Personal information
- Full name: Carlos Mariano Molina Pino
- Date of birth: 23 October 1969 (age 56)
- Place of birth: Santiago, Chile
- Height: 1.75 m (5 ft 9 in)
- Position: Midfielder

Youth career
- Carlos Sarmiento
- Deportivo Cali
- Cúcuta Deportivo

Senior career*
- Years: Team / Apps / (Gls)
- 1989–1990: Cúcuta Deportivo
- 1991: Santa Fe / 8 / (3)
- 1991: Deportivo Cali
- 1992: ULA
- 1992: Deportes Quindío
- 1993: Atlético Huila
- 1994–2003: Cortuluá / 18 / (2)
- 2004–2005: América de Cali

Managerial career
- América de Cali (youth)
- 2016: El Padrino

= Carlos Molina (footballer) =

Chilean footballer

Carlos Mariano Molina Pino (born 23 October 1969) is a Chilean former professional footballer who played as a midfielder for clubs in Colombia and Venezuela.

==Career==
As a youth player, Molina was with Escuela Carlos Sarmiento and Deportivo Cali before moving Cúcuta Deportivo. In 1991, he played for Independiente Santa Fe, coinciding with his compatriot Juan Ramón Garrido, becoming the first Chileans to play for the club before Luis Ceballos, Mauricio Illesca and Julio Gutiérrez, returning to Deportivo Cali in the same year.
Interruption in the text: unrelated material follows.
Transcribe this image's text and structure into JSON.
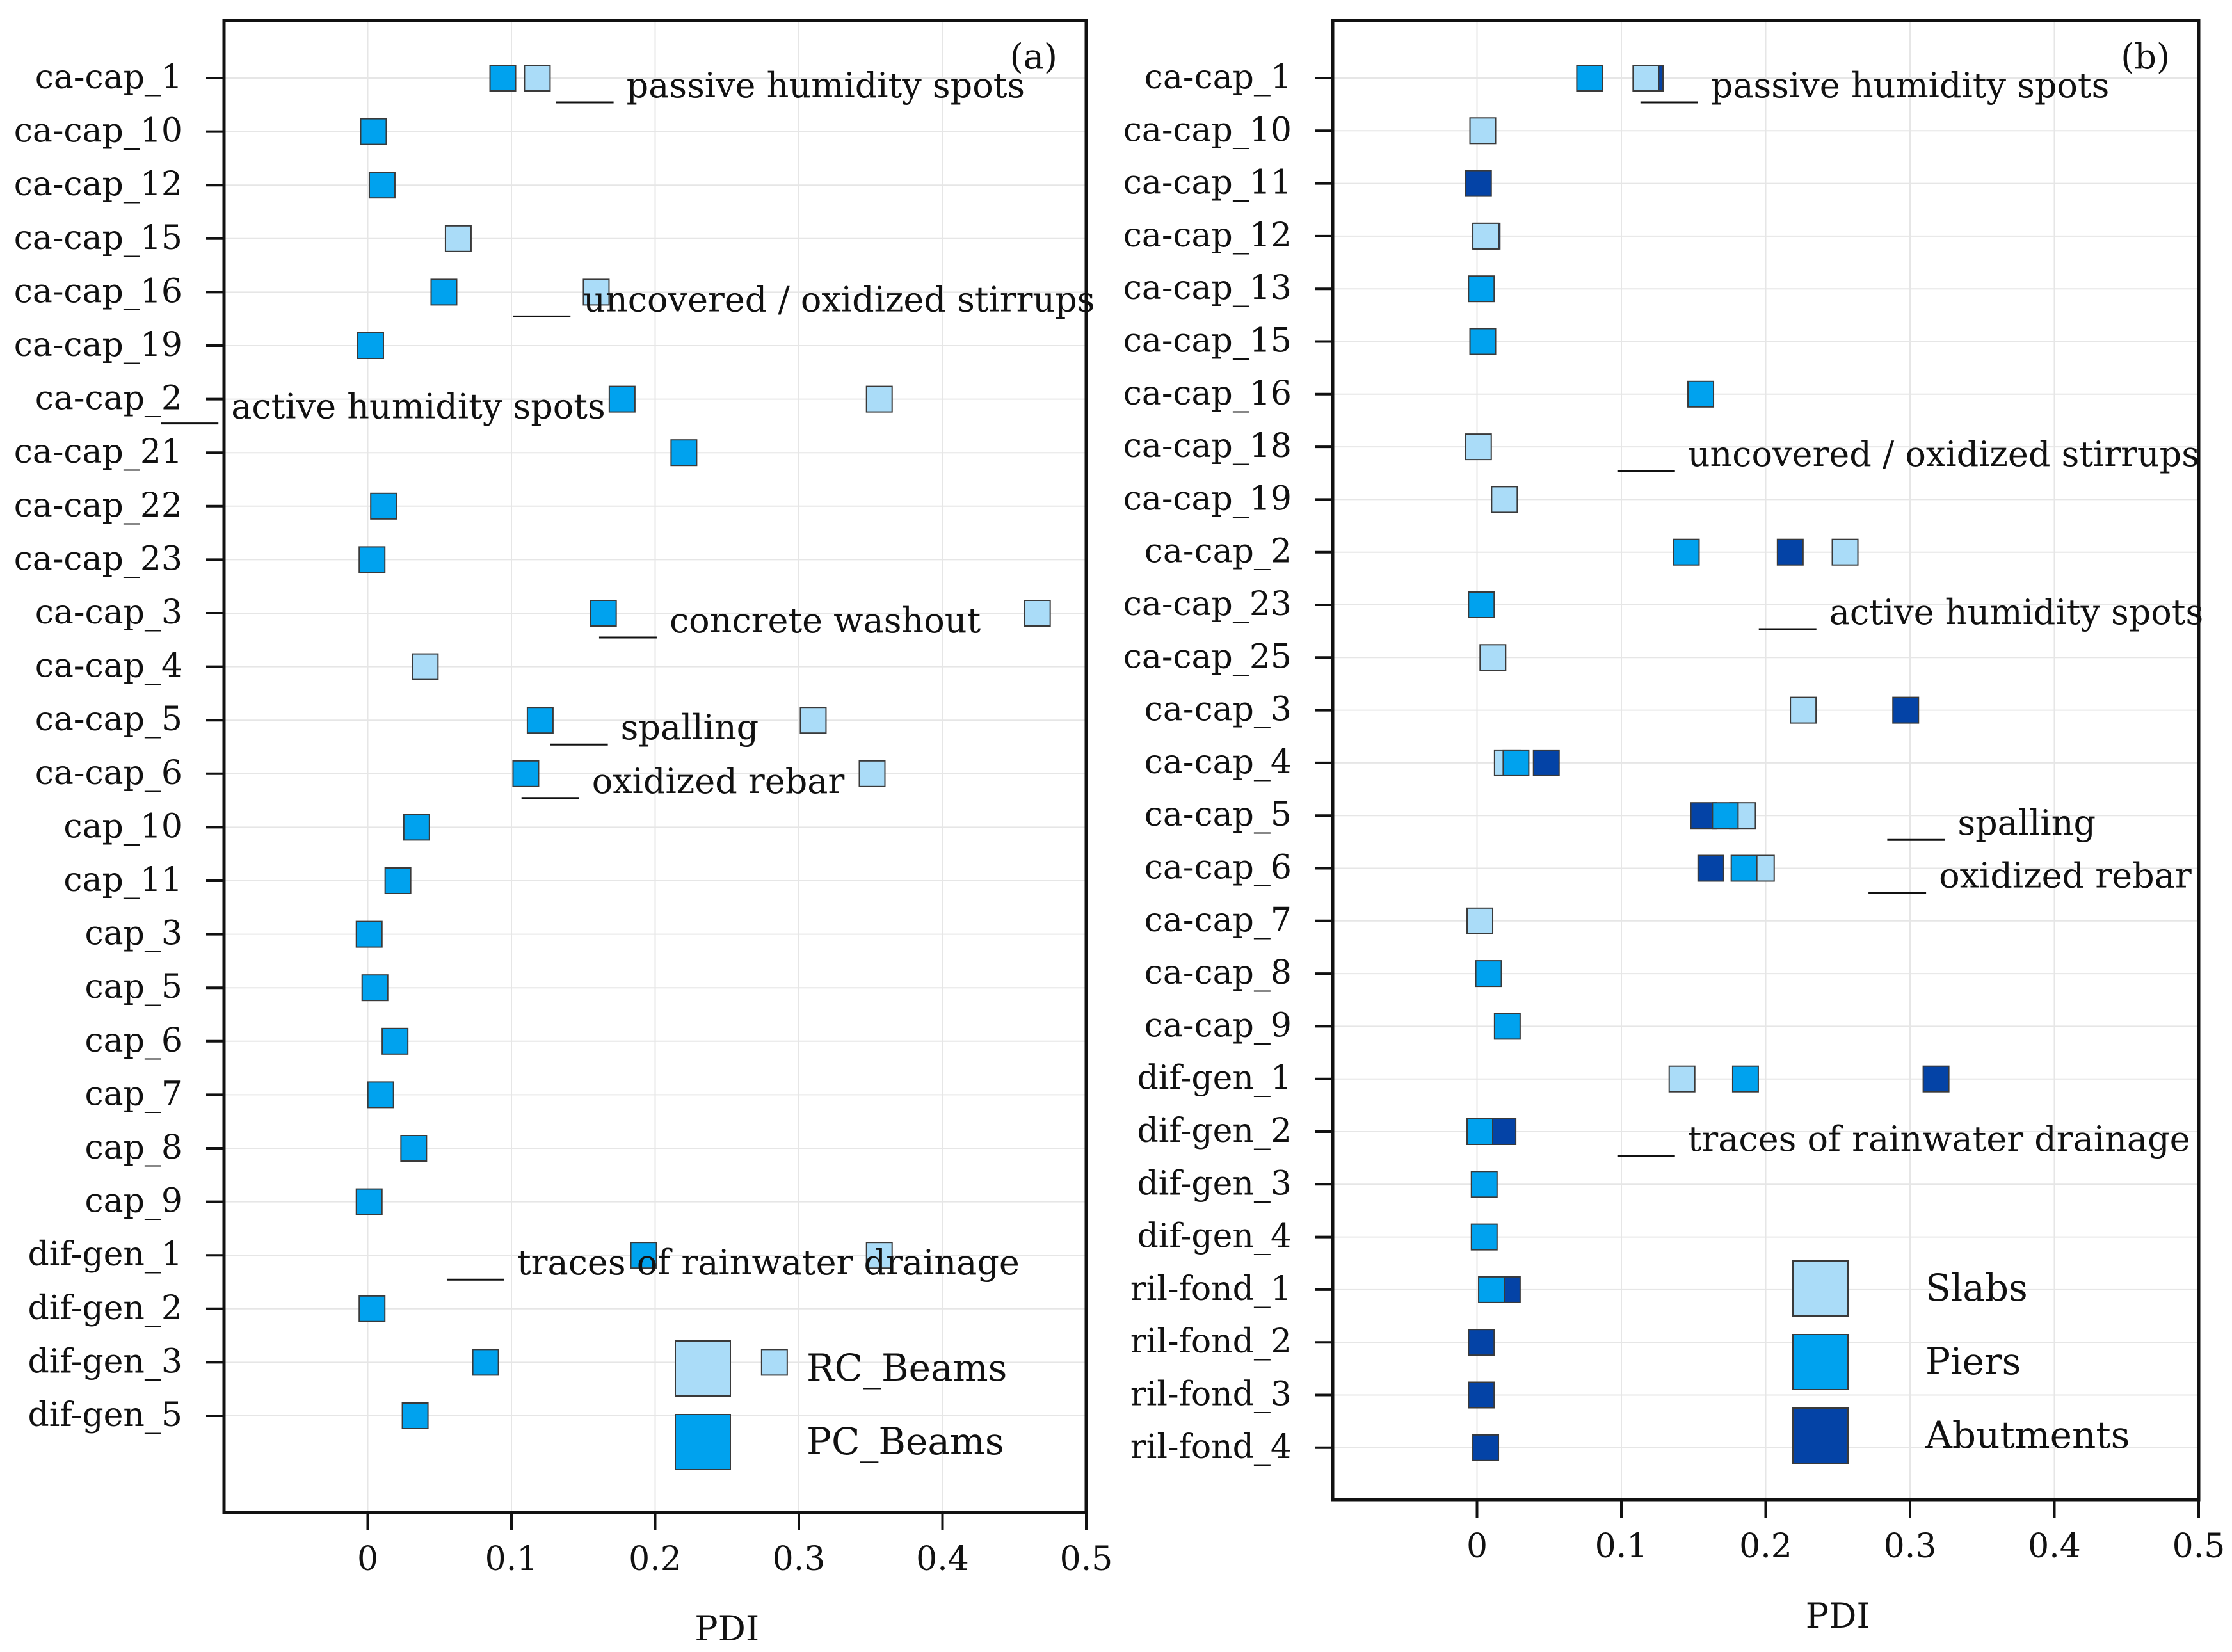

After a brief stint with Venezuelan side Universidad de Los Andes, he went on his career in Colombia playing for Deportes Quindío, Atlético Huila, Cortuluá and América de Cali.

A historical player of Cortuluá, where he coincided with his compatriot Elías Escalona some seasons, he took part in the 2002 Copa Libertadores after the team led the Torneo Apertura 2001.

As a player of América de Cali, he suffered a serious crisis after an arthroscopy.

Following his retirement, he worked for many years at the América de Cali youth ranks, and has after coached clubs such as Deportivo El Padrino from Cali.

==Personal life==
Born in Santiago, Chile, Molina moved to Colombia at the age of two. All his family is Chilean and his father was a merchant ship captain.

Due to his origin, he is popularly known as El Chileno Molina (The Chilean Molina).

He has a close friendship with the coach Reinaldo Rueda, who coached him in Cortuluá.